Let's suppose you do what you're supposed to do and keep everything up to date. You're safe, right?

Not necessarily.

Simple scenario. A "black hat hacker" creates new malware (or takes existing malware and modifies it just enough that the signature no longer registers it as known malware. The program is unleashed on the Internet.

Your signature database doesn't know about it. It's too new.

So someone has to get infected. Depending on the payload of this particular piece of malware it may get caught by the vendor with one of their honeypot networks or it may be discovered through heuristic checking or some researcher finds it. Regardless, someone has to discover it first.

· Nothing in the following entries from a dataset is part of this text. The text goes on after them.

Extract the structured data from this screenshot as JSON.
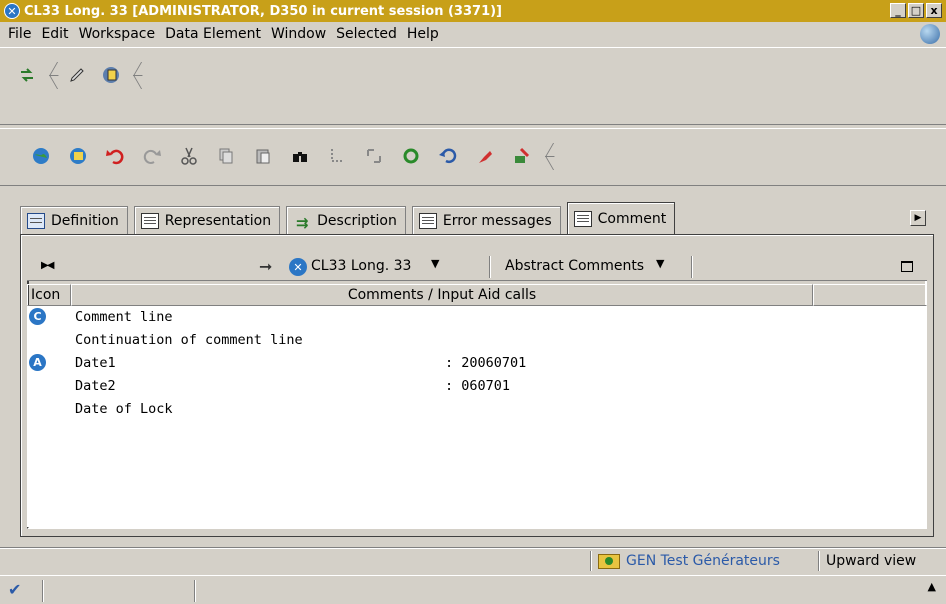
{
  "window": {
    "title": "CL33 Long. 33 [ADMINISTRATOR, D350 in current session (3371)]",
    "minimize": "_",
    "maximize": "□",
    "close": "x"
  },
  "menu": [
    "File",
    "Edit",
    "Workspace",
    "Data Element",
    "Window",
    "Selected",
    "Help"
  ],
  "toolbar1": {
    "icons": [
      "swap-icon",
      "pen-icon",
      "info-book-icon"
    ]
  },
  "toolbar2": {
    "icons": [
      "globe-icon",
      "list-icon",
      "undo-icon",
      "redo-icon",
      "cut-icon",
      "copy-icon",
      "paste-icon",
      "find-icon",
      "select-icon",
      "expand-icon",
      "refresh-icon",
      "back-icon",
      "pin-icon",
      "tools-icon"
    ]
  },
  "tabs": [
    {
      "label": "Definition",
      "icon": "edit-icon"
    },
    {
      "label": "Representation",
      "icon": "form-icon"
    },
    {
      "label": "Description",
      "icon": "description-icon"
    },
    {
      "label": "Error messages",
      "icon": "form-icon"
    },
    {
      "label": "Comment",
      "icon": "form-icon",
      "active": true
    }
  ],
  "panel": {
    "object_name": "CL33 Long. 33",
    "view_name": "Abstract Comments"
  },
  "columns": {
    "icon": "Icon",
    "comments": "Comments / Input Aid calls"
  },
  "rows": [
    {
      "badge": "C",
      "text": "Comment line",
      "value": ""
    },
    {
      "badge": "",
      "text": "Continuation of comment line",
      "value": ""
    },
    {
      "badge": "A",
      "text": "Date1",
      "value": ": 20060701"
    },
    {
      "badge": "",
      "text": "Date2",
      "value": ": 060701"
    },
    {
      "badge": "",
      "text": "Date of Lock",
      "value": ""
    }
  ],
  "status": {
    "generator": "GEN Test Générateurs",
    "view": "Upward view"
  },
  "bottom": {
    "check": "✔",
    "caret": "▲"
  },
  "colors": {
    "titlebar": "#c8a019",
    "badge": "#2b76c5"
  }
}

Next that sample is sent to the vendor.

Then the vendor analyzes the sample and from that derives a signature.

The signature is added to the vendor's database.

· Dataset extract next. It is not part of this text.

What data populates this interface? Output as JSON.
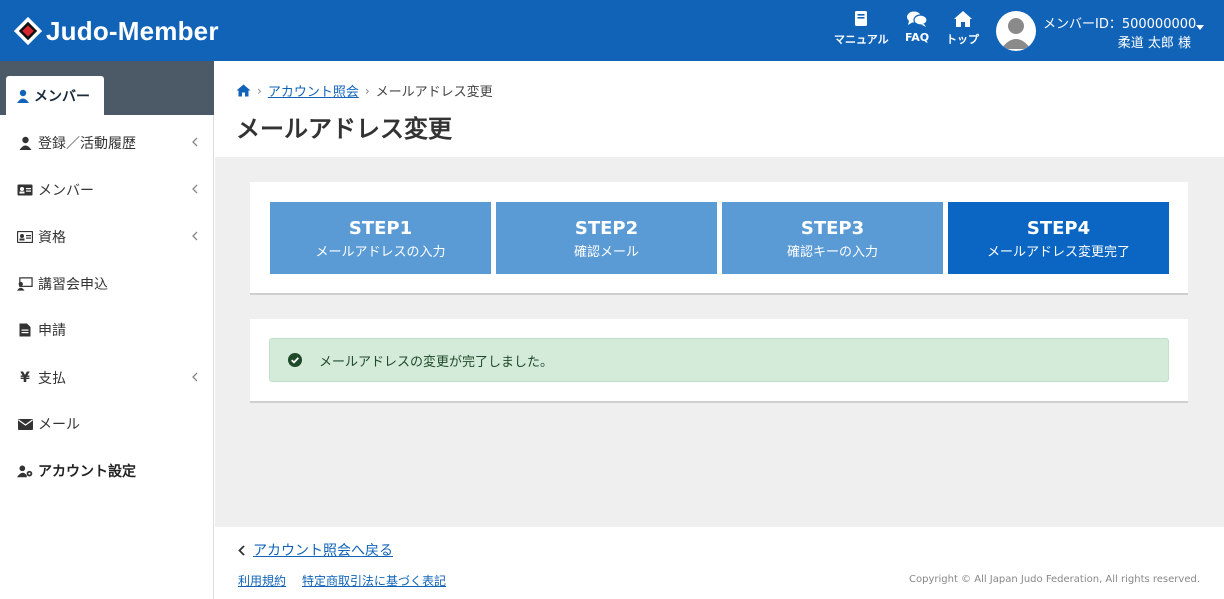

Next your software needs to check in with the company and see, hey! There's an update waiting! Then the antivirus must download and restart itself so it is running with the new database.

This means there's a window of anywhere from hours to days before your computer has the signature to stop this new bit of malware. Believe it or not if the malware is self-propagating on the Internet it can take as little as four minutes by some estimates (this one from the Internet Storm Center) to be hit by an infection attempt. There are some arguments about this being exaggerated, and there are other estimates for how long an unpatched Windows installation would last before being infected with something. But if you need to download a couple hundred megabytes in service packs and updates, it takes a lot longer than half an hour to get the computer hardened up; plenty of time to get scanned by infected systems on the Internet.

The underlying assumption is that the antivirus works up to par as well. A number of the programs tested by av-comparatives missed malware from their tests, or worse, had false positives. False positives are situations where your antivirus program labels legitimate programs as viruses and panic the user, making them think they have some terrible problem when really it's a poor signature in the database that after another update or two may be altered to fix the error.

The conclusion for this is that just because you have an antivirus program you can't sit back and assume you're safe. Your antivirus is flawed. The very model of having to download signatures from a vendor to be innoculated against malware means that you're playing a perpetual game of catch-up and you're always at the bleeding edge, waiting for whatever exploits are freshly released into the wild to possibly hit your computer before you get the latest updated signature file. And the whole time your computer is paying an incompetance tax because you have your antivirus program taking up memory and processor time scanning every file your computer accesses, slowing down your computer and adding more overhead and possibly more bugs and glitches to the operation of your system. Antivirus software is the toothpaste put into small holes in the sheetrock walls of college dorms; a band-aide solution to what is really a flaw in the design of Windows.

Stop relying on blind buzzwords to keep you safe. Learn how such things work to a degree that allows you to take responsibility for the safety and integrity of your information on your computer. Otherwise you're a target waiting to be hit.